Leto’s shout was drowned in a sea of pure energy. The force slammed into her like taking a wrecking ball to the chest. The back of her head connected with one of the octagonal frames. She had a brief moment of déjà vu. Once, long ago, she’d let go—let it all go—and had wound up with her head smacked flat against the pole.

Then the image was gone, because she was screaming. Fire lanced across her body. She practically felt the metal of her armor dissolving into hot glue. Or, Dragon-damn, maybe that was her skin. Her nerves swam and collided. No relief. No air. No telling up from down from death. Her lungs felt crushed in on themselves. Even if she had a thousand bones, they would all be shattered. Pain beckoned her toward unconsciousness. She tried to keep her eyes open but failed.

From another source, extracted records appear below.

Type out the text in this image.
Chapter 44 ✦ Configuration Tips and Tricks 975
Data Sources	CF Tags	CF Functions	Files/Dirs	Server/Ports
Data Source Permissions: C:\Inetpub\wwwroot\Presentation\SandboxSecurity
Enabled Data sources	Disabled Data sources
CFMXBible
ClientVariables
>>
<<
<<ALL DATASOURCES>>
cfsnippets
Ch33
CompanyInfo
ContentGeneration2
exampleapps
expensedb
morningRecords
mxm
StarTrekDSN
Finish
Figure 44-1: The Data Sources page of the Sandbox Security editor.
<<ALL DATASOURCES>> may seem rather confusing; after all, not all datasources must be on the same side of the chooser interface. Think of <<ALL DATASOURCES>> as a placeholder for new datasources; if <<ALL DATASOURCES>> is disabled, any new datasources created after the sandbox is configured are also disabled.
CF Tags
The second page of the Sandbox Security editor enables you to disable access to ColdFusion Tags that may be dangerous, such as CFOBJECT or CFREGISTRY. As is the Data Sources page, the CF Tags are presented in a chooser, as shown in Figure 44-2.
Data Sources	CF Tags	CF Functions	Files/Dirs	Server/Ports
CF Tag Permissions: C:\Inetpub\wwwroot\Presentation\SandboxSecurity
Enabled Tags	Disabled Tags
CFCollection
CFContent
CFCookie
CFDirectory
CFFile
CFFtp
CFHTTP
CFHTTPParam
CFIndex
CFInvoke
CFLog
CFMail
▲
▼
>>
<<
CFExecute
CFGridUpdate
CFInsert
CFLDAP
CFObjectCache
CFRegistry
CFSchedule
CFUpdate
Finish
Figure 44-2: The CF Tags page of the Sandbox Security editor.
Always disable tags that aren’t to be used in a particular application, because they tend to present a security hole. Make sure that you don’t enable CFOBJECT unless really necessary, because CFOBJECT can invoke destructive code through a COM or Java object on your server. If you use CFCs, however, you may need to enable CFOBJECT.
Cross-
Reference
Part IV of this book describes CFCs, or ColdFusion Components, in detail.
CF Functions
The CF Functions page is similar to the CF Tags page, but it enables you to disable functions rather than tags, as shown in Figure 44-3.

With her body made vulnerable, and her brain left defenseless, a concussive force of another kind slammed through her skull.

Crowds? A Cage?

Leto was shouting at the Sath. “What the fuck was that?”

“A test,” Hark replied. “We can’t rely on a weak link.”

At the man’s mock salute, Leto took up his mace as if to resume the fight. The crowd thundered its approval.

“Leto!”

Her scream jerked his head. He ignored both Hark and that thumping call to violence by kneeling beside Nynn. He lifted her head and brought it to rest across his thighs. A manic bubble gurgled up from what was left of her consciousness. “Not a good pillow.”